Well Carles, when it comes to the “repression,” you probably ain’t seen nothin’ yet. Because now Madrid is really irritated.
The government has now called an extraordinary cabinet meeting for Saturday to approve measures to activate Article 155 and they say they’ll “use all [the] means they have to restore the rule of law in Catalonia as soon as possible.” Just to be clear, that means they’re going to suspend Catalonia’s autonomy. Article 155 of Spain’s 1978 constitution allows the central government to seize control of the region’s finances and police.
“The rule of law cannot accept the threat posed by Catalan President Carles Puigdemont,” Spanish Socialist party spokesman Jose Luis Abalos said at a news conference in Madrid, before adding that “Spain’s territorial integrity is not negotiable.”
Markets aren’t lovin’ it and less-than-inspiring earnings from Unilever and SAP aren’t helping. European equities are down across the board, with the IBEX still not down as much as it probably should be:
The VStoxx is spiking just a day after hitting a record intraday low:
Spain 5Y CDS is quoted at 73.53 as of 9:56am London. For context, that’s wider than South Korea (70.38) and India (71.76) and just inside inside Peru (78.04) and Panama (78.30).
Here’s S&P futs:
And predictable reactions in gold and USDJPY:
As Barclays wrote over the weekend, this was looking more and more like the most likely outcome, even as it’s the most unfriendly for markets. Here’s an excerpt from their piece which provides some useful color:
The conflict could escalate: At this point, it appears more likely than not that Article 155 will be triggered; demonstrations and disruptions by the more radical separatists could follow (even without Article 155 being triggered).

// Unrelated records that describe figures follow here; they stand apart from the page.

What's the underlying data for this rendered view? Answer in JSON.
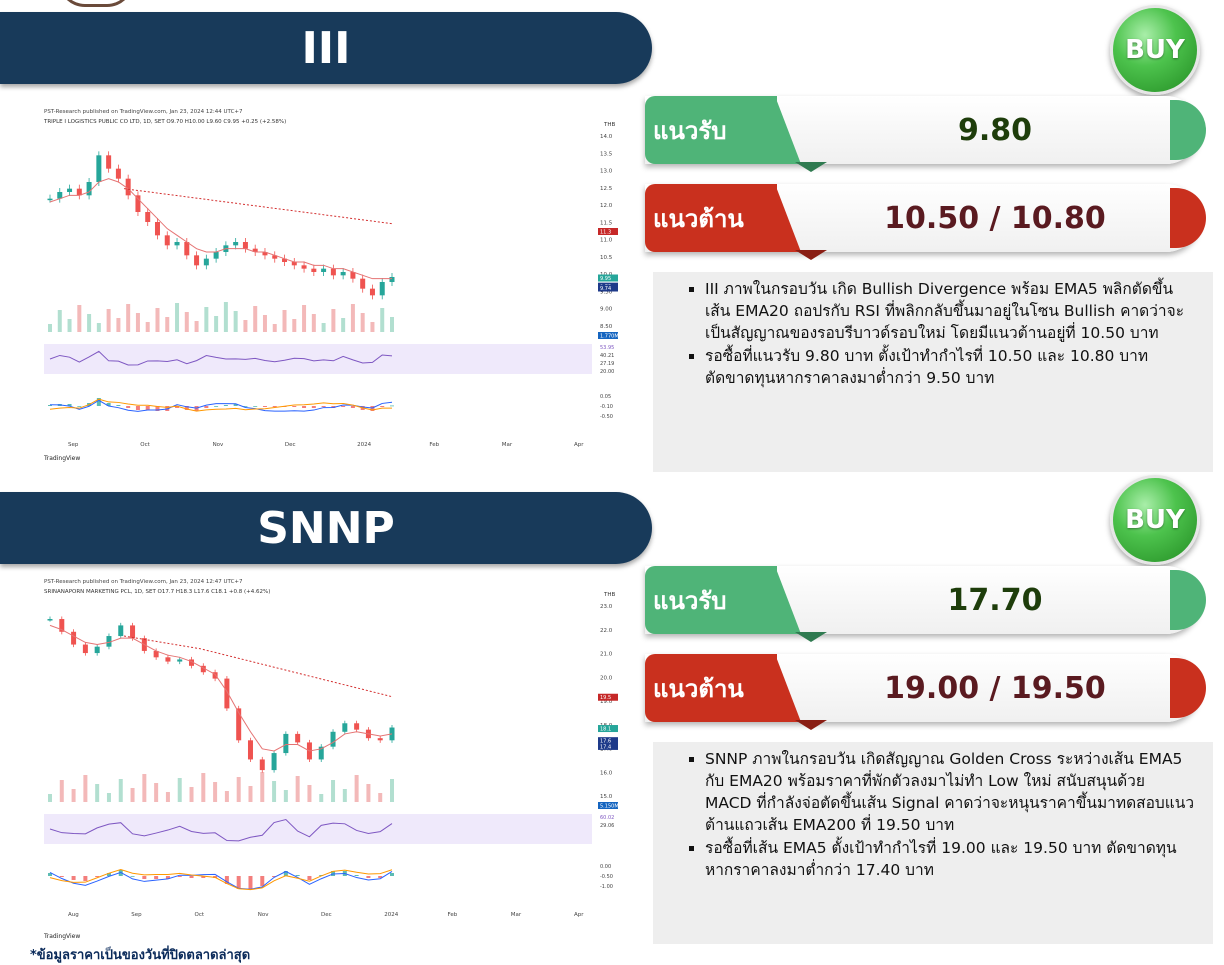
{
  "section1": {
    "ticker": "III",
    "signal": "BUY",
    "support_label": "แนวรับ",
    "support_value": "9.80",
    "resistance_label": "แนวต้าน",
    "resistance_value": "10.50 / 10.80",
    "bullets": [
      "III ภาพในกรอบวัน เกิด Bullish Divergence พร้อม EMA5 พลิกตัดขึ้นเส้น EMA20 ถอปรกับ RSI ที่พลิกกลับขึ้นมาอยู่ในโซน Bullish คาดว่าจะเป็นสัญญาณของรอบรีบาวด์รอบใหม่ โดยมีแนวต้านอยู่ที่ 10.50 บาท",
      "รอซื้อที่แนวรับ 9.80 บาท ตั้งเป้าทำกำไรที่ 10.50 และ 10.80 บาท ตัดขาดทุนหากราคาลงมาต่ำกว่า 9.50 บาท"
    ]
  },
  "section2": {
    "ticker": "SNNP",
    "signal": "BUY",
    "support_label": "แนวรับ",
    "support_value": "17.70",
    "resistance_label": "แนวต้าน",
    "resistance_value": "19.00 / 19.50",
    "bullets": [
      "SNNP ภาพในกรอบวัน เกิดสัญญาณ Golden Cross ระหว่างเส้น EMA5 กับ EMA20 พร้อมราคาที่พักตัวลงมาไม่ทำ Low ใหม่ สนับสนุนด้วย MACD ที่กำลังจ่อตัดขึ้นเส้น Signal คาดว่าจะหนุนราคาขึ้นมาทดสอบแนวต้านแถวเส้น EMA200 ที่ 19.50 บาท",
      "รอซื้อที่เส้น EMA5 ตั้งเป้าทำกำไรที่ 19.00 และ 19.50 บาท ตัดขาดทุนหากราคาลงมาต่ำกว่า 17.40 บาท"
    ]
  },
  "chart_data": [
    {
      "type": "line",
      "header": "PST-Research published on TradingView.com, Jan 23, 2024 12:44 UTC+7",
      "symbol_line": "TRIPLE I LOGISTICS PUBLIC CO LTD, 1D, SET  O9.70 H10.00 L9.60 C9.95 +0.25 (+2.58%)",
      "currency": "THB",
      "x_labels": [
        "Sep",
        "Oct",
        "Nov",
        "Dec",
        "2024",
        "Feb",
        "Mar",
        "Apr"
      ],
      "y_ticks": [
        "14.0",
        "13.5",
        "13.0",
        "12.5",
        "12.0",
        "11.5",
        "11.0",
        "10.5",
        "10.0",
        "9.50",
        "9.00",
        "8.50"
      ],
      "ylim": [
        8.3,
        14.3
      ],
      "series": [
        {
          "name": "Close",
          "values": [
            12.3,
            12.5,
            12.6,
            12.4,
            12.8,
            13.6,
            13.2,
            12.9,
            12.4,
            11.9,
            11.6,
            11.2,
            10.9,
            11.0,
            10.6,
            10.3,
            10.5,
            10.7,
            10.9,
            11.0,
            10.8,
            10.7,
            10.6,
            10.5,
            10.4,
            10.3,
            10.2,
            10.1,
            10.2,
            10.0,
            10.1,
            9.9,
            9.6,
            9.4,
            9.8,
            9.95
          ]
        },
        {
          "name": "EMA",
          "values": [
            12.2,
            12.3,
            12.4,
            12.4,
            12.5,
            12.8,
            12.9,
            12.8,
            12.6,
            12.3,
            12.0,
            11.7,
            11.4,
            11.2,
            11.0,
            10.8,
            10.7,
            10.7,
            10.8,
            10.8,
            10.8,
            10.7,
            10.7,
            10.6,
            10.5,
            10.4,
            10.4,
            10.3,
            10.3,
            10.2,
            10.2,
            10.1,
            10.0,
            9.9,
            9.9,
            9.9
          ]
        },
        {
          "name": "EMA200",
          "values": [
            12.6,
            12.55,
            12.5,
            12.45,
            12.4,
            12.35,
            12.3,
            12.25,
            12.2,
            12.15,
            12.1,
            12.05,
            12.0,
            11.95,
            11.9,
            11.85,
            11.8,
            11.75,
            11.7,
            11.65,
            11.6,
            11.55
          ]
        }
      ],
      "price_tags": [
        "11.3",
        "9.95",
        "9.75",
        "9.74",
        "1.770M"
      ],
      "rsi_ticks": [
        "53.95",
        "40.21",
        "27.19",
        "20.00"
      ],
      "macd_ticks": [
        "0.05",
        "-0.10",
        "-0.50"
      ],
      "footer": "TradingView"
    },
    {
      "type": "line",
      "header": "PST-Research published on TradingView.com, Jan 23, 2024 12:47 UTC+7",
      "symbol_line": "SRINANAPORN MARKETING PCL, 1D, SET  O17.7 H18.3 L17.6 C18.1 +0.8 (+4.62%)",
      "currency": "THB",
      "x_labels": [
        "Aug",
        "Sep",
        "Oct",
        "Nov",
        "Dec",
        "2024",
        "Feb",
        "Mar",
        "Apr"
      ],
      "y_ticks": [
        "23.0",
        "22.0",
        "21.0",
        "20.0",
        "19.0",
        "18.0",
        "17.0",
        "16.0",
        "15.0"
      ],
      "ylim": [
        14.6,
        24.0
      ],
      "series": [
        {
          "name": "Close",
          "values": [
            23.2,
            22.6,
            22.0,
            21.6,
            21.9,
            22.4,
            22.9,
            22.3,
            21.7,
            21.4,
            21.2,
            21.3,
            21.0,
            20.7,
            20.4,
            19.0,
            17.5,
            16.6,
            16.1,
            16.9,
            17.8,
            17.4,
            16.6,
            17.2,
            17.9,
            18.3,
            18.0,
            17.6,
            17.5,
            18.1
          ]
        },
        {
          "name": "EMA",
          "values": [
            22.9,
            22.7,
            22.4,
            22.1,
            22.0,
            22.1,
            22.3,
            22.3,
            22.0,
            21.7,
            21.5,
            21.4,
            21.2,
            20.9,
            20.6,
            19.8,
            18.8,
            17.9,
            17.1,
            17.0,
            17.3,
            17.3,
            17.0,
            17.1,
            17.4,
            17.8,
            17.9,
            17.8,
            17.7,
            17.8
          ]
        },
        {
          "name": "EMA200",
          "values": [
            22.4,
            22.3,
            22.2,
            22.1,
            22.0,
            21.9,
            21.8,
            21.65,
            21.5,
            21.35,
            21.2,
            21.05,
            20.9,
            20.75,
            20.6,
            20.45,
            20.3,
            20.15,
            20.0,
            19.85,
            19.7,
            19.55
          ]
        }
      ],
      "price_tags": [
        "19.5",
        "18.1",
        "17.6",
        "17.4",
        "5.150M"
      ],
      "rsi_ticks": [
        "60.02",
        "29.06"
      ],
      "macd_ticks": [
        "0.00",
        "-0.50",
        "-1.00"
      ],
      "footer": "TradingView"
    }
  ],
  "footnote": "*ข้อมูลราคาเป็นของวันที่ปิดตลาดล่าสุด"
}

It is not clear how Article 155 would be applied; how much control the central government would and could exercise or for how long. On the positive side, the offer by PP, PSOE and Ciudadanos to reform the Constitution – they have the majority required – could help to meet some demands of the moderate nationalist groups in Catalonia. Art 155 might be avoided by calling regional elections.
Fiscal control: The central government has the institutions and legal framework to take fiscal control. In fact, Catalonia has been under the tight budgetary control of the central administration since the financial crisis. On the funding side, as of Q2 17, Catalonia received €52.5bn, or 68% of Catalonia’s €77bn public debt through the central government funding facility, and it is also by far the biggest user of it, representing 33% of its total lending.
While Spanish law contains a no-bailout rule for the regions, in our baseline scenario we expect that the central government will continue to provide the necessary funding to Catalonia so that it can continue to meet its financial obligations.